Governance Assessment
- Independence and role: Lawver is an independent director, newly added to the Nominating & Corporate Governance Committee—consistent with governance refresh and oversight needs.
- Alignment/incentives: Director pay emphasizes options with multi-year vesting; Lawver’s beneficial ownership is currently modest (13,572 options exercisable within 60 days), but program design provides ongoing equity exposure. Change-in-control acceleration is standard but reduces retention risk in a sale; investors often monitor CIC terms for potential misalignment.
- Conflicts/related-party exposure: No related-party transactions disclosed for Lawver; Company policies restrict hedging/pledging and include a clawback policy for executive officers (indicator of governance discipline).
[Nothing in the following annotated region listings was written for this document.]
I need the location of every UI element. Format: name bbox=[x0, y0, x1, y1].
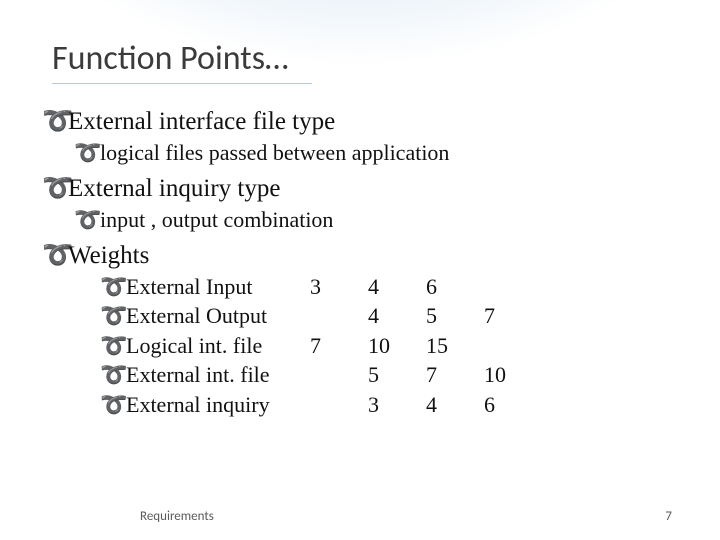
weights-cell: 6 bbox=[484, 391, 542, 419]
weights-row-label: External Output bbox=[126, 302, 267, 330]
weights-rows: ➰External Input 3 4 6 ➰External Output 4… bbox=[100, 273, 672, 419]
weights-row: ➰External Input 3 4 6 bbox=[100, 273, 672, 301]
weights-cell: 15 bbox=[426, 332, 484, 360]
weights-cell: 3 bbox=[368, 391, 426, 419]
slide-title: Function Points… bbox=[52, 38, 312, 84]
weights-section: ➰Weights ➰External Input 3 4 6 ➰External… bbox=[48, 240, 672, 419]
weights-cell: 10 bbox=[484, 361, 542, 389]
weights-cell: 7 bbox=[310, 332, 368, 360]
bullet-eif-sub: ➰logical files passed between applicatio… bbox=[100, 139, 672, 167]
weights-row: ➰External inquiry 3 4 6 bbox=[100, 391, 672, 419]
slide: Function Points… ➰External interface fil… bbox=[0, 0, 720, 540]
bullet-weights-heading: ➰Weights bbox=[68, 240, 672, 271]
weights-cell: 7 bbox=[484, 302, 542, 330]
weights-row-label: External inquiry bbox=[126, 391, 270, 419]
text: External inquiry type bbox=[68, 175, 280, 202]
weights-cell: 6 bbox=[426, 273, 484, 301]
bullet-eit-sub: ➰input , output combination bbox=[100, 206, 672, 234]
weights-cell: 5 bbox=[368, 361, 426, 389]
slide-body: ➰External interface file type ➰logical f… bbox=[48, 106, 672, 418]
text: input , output combination bbox=[100, 207, 333, 232]
weights-cell: 5 bbox=[426, 302, 484, 330]
bullet-icon: ➰ bbox=[100, 361, 126, 389]
bullet-icon: ➰ bbox=[42, 240, 68, 271]
weights-row: ➰Logical int. file 7 10 15 bbox=[100, 332, 672, 360]
weights-cell: 4 bbox=[426, 391, 484, 419]
text: logical files passed between application bbox=[100, 140, 449, 165]
weights-cell: 3 bbox=[310, 273, 368, 301]
weights-row: ➰External int. file 5 7 10 bbox=[100, 361, 672, 389]
weights-cell: 10 bbox=[368, 332, 426, 360]
weights-row-label: Logical int. file bbox=[126, 332, 262, 360]
text: External interface file type bbox=[68, 108, 335, 135]
footer-left: Requirements bbox=[140, 509, 214, 524]
text: Weights bbox=[68, 242, 149, 269]
footer: Requirements 7 bbox=[0, 509, 720, 524]
bullet-icon: ➰ bbox=[74, 139, 100, 167]
bullet-icon: ➰ bbox=[100, 391, 126, 419]
bullet-icon: ➰ bbox=[42, 173, 68, 204]
bullet-eit-heading: ➰External inquiry type bbox=[68, 173, 672, 204]
bullet-icon: ➰ bbox=[100, 273, 126, 301]
weights-cell: 4 bbox=[368, 273, 426, 301]
bullet-icon: ➰ bbox=[74, 206, 100, 234]
weights-row-label: External int. file bbox=[126, 361, 270, 389]
bullet-icon: ➰ bbox=[100, 332, 126, 360]
weights-row: ➰External Output 4 5 7 bbox=[100, 302, 672, 330]
bullet-eif-heading: ➰External interface file type bbox=[68, 106, 672, 137]
bullet-icon: ➰ bbox=[100, 302, 126, 330]
weights-cell: 4 bbox=[368, 302, 426, 330]
weights-row-label: External Input bbox=[126, 273, 252, 301]
weights-cell: 7 bbox=[426, 361, 484, 389]
bullet-icon: ➰ bbox=[42, 106, 68, 137]
page-number: 7 bbox=[665, 509, 672, 524]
- Shareholder sentiment: Say‑on‑pay support in 2024 was 63.1%—a cautionary signal; Company engaged with ~12 large holders (~10% of outstanding) and received feedback to improve disclosure around above‑target bonuses. While this pertains to executives, it informs overall governance risk and investor confidence.
- Attendance/engagement: 2024 attendance thresholds were met by directors serving that year; Lawver’s attendance will be assessable in 2025 onward.
Red Flags to monitor
- Moderately low 2024 say‑on‑pay support (63.1%); assess whether compensation program changes or disclosures address investor feedback.
- Change‑in‑control full acceleration for director options—standard, but investors may prefer double‑trigger treatment; review future revisions.
Positive signals
- Independence verified; assignment to Nominating & Governance supports board refresh and governance oversight.
- Strong commercial, regulatory, and BD credentials aligned with Altimmune’s late-stage pipeline and commercialization planning.
- Prohibitions on hedging/pledging and existence of clawback policy (executive scope) reflect robust governance frameworks.